My first city all by myself? Of course I was terrified but I was more than ready.
There were so many last minute changes to this trip in specific but I rode the wave and it took me on the most spontaneous of journeys.
I’m not gonna lie – I had no idea what I was doing. I was literally planning out my week during my first night in my first airbnb. This spot was a good 30 minutes away from the actual city so I had decided I would go about planning for the two nights I was staying in the burbs so that I can execute the rest of my week in the city.
Which is exactly what I did.
- Open mic night
- Walked to the mall (10 mins away) and the GoodWill
- Walked to get tacos and horchata
- Walked to downtown Las Vegas
- Went to an open mic
- Walked The Fremont Street Experience
- A mess of an adventure of a night – driving around Vegas and ended in a strip club
- Walked around the area again
- Went to another open mic
- Checked another thrift store
- Went to a pool party/club (Surrender @ Wynn)
- Went to The Richard Steele Boxing Club
- Used Vegas transit for the first time and bought a 24-hour pass
- Went to Fashion Show Mall
- Hung out with some new friends
- Used Vegas transit again – commuted around the city
- Tacos El Gordo
- Went to Fremont Street during the evening to kill time
- Went to another club (Intrigue)
- Authentic Thai food
- Hotel party @ Planet Hollywood
- Strolling the Vegas Strip
I met so many wonderful artists and creatives during the Monday night open mic and my soul was already content. Not even that but just the feedback from the audience and feeling support was just… amazing. I really had no words. But this open mic opened the door for many friendships which carried on throughout my week in Vegas.
By my third day in Vegas, I already felt like I had found my purpose. I felt FULL. I felt personally fulfilled. It wasn’t until I had a conversation after going to the Richard Steele Boxing Gym where I felt this. Well, my events leading up to this day definitely contributed to this feeling for sure. And just meeting people in general and feeling their energy made that difference.

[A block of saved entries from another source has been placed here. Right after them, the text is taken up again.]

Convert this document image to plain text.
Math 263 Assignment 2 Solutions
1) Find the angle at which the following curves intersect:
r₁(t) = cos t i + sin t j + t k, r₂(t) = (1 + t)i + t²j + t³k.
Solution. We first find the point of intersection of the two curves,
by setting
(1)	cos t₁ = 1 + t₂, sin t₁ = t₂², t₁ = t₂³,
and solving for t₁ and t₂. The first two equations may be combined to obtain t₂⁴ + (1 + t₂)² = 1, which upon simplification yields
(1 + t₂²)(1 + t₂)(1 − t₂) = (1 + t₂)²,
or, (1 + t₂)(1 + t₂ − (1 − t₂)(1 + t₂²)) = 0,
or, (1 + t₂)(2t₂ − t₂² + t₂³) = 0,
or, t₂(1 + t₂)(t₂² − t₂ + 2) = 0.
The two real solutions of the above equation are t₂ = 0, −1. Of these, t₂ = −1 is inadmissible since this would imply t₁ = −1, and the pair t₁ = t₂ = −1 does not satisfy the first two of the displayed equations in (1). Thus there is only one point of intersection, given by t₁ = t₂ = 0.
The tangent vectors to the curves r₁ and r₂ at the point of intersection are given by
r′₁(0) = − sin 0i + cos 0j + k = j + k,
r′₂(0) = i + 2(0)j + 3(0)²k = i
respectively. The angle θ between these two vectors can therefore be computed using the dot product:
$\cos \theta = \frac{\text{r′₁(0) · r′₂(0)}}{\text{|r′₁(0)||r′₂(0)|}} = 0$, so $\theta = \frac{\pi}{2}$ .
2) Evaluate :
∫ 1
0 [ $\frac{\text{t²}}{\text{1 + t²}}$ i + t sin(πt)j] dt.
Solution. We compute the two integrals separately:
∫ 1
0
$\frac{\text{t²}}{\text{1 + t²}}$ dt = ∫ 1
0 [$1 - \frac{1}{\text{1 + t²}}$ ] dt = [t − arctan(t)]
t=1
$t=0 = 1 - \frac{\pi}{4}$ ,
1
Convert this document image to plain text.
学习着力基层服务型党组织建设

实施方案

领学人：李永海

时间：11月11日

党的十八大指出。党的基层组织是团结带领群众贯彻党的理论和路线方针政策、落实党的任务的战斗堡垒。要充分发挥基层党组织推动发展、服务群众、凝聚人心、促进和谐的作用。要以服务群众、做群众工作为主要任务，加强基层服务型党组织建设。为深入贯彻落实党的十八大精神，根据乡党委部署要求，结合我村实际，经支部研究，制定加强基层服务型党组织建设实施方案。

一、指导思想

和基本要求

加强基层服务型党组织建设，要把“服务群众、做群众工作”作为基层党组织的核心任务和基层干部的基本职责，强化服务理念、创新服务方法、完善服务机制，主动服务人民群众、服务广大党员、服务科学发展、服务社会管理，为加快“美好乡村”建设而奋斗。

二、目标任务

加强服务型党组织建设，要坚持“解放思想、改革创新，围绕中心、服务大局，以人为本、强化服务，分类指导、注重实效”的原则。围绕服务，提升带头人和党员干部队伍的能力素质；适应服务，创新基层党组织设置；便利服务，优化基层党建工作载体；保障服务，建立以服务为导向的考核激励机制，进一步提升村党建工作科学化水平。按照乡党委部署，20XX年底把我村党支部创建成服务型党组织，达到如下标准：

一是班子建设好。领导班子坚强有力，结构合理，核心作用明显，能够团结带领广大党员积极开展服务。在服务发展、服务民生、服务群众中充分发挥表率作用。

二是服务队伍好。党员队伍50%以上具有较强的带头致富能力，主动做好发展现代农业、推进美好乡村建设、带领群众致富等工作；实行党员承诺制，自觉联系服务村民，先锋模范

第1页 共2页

I was thanking the person that brought me to the gym. I thanked Richard Steele himself. I was honestly so grateful. All because I was able to step foot in that gym, watch my new friend box for a bit then I was able to learn a few combos from one of their trainers there. What got me is that their trainer (who was also in the military) saw “it” in me. I told him I started studying Muay Thai and after having shown me a few new moves, he was telling one of his fighters and the other boxing trainer that it’s in my blood. That’s when I felt like I was on the right path – like I was supposed to be doing this.
In my conversation with my new friend, he told me that I have this certain energy about me – it’s genuine. I can pick apart the bullshit and negativity – I can sense that in someone. I nearly cried in his car lol. We just met a couple days prior to this, and if he can sense this about me already? This just shows my personal growth and the type of energy I have been exuding.
And he wasn’t the first person to tell me this either. The many folks I have met throughout my time in Vegas have said the same thing about my energy.
It’s not like I didn’t know this already – people from Toronto have told me this as well.
So why does it matter what they think and feel from me?
This whole entire trip was supposed to be this journey of re-discovery. It was supposed to be the journey of me finding myself again.
However, I don’t think I was ever lost… I let cloudy thoughts take over, storming away what I already knew about myself. I just needed that extra boost of sunshine to clear the path I’m walking on. I needed that extra sunshine to guide me back home. Back to me. Back to who the fuck I proudly am.
My energy is the same, but stronger, after having spent some time alone. I’ve tested my waters by putting myself into new experiences and situations. I’ve tested my waters by trusting individuals that I have just met. I’ve tested my waters by trusting myself and my capabilities.
My self-awareness levels have definitely heightened while in Vegas. Though I surrounded myself with people, I had to fully trust in my senses and solitude. I had to be 10x aware of not only myself but of those around me especially because anything could happen. But let me give myself some credit because I have become more cautious with my energy and more aware of what I should and should not give my time to… Meaning, I can no longer force myself into situations where I do not feel fit.
With all that being said, back to that question.
People that don’t know me, people that are from a completely different city (hell, even a different country) telling me this solidifies what I already know and who I am trying to become. This is just confirming that I am on the right path of who I want to be and who I am already becoming.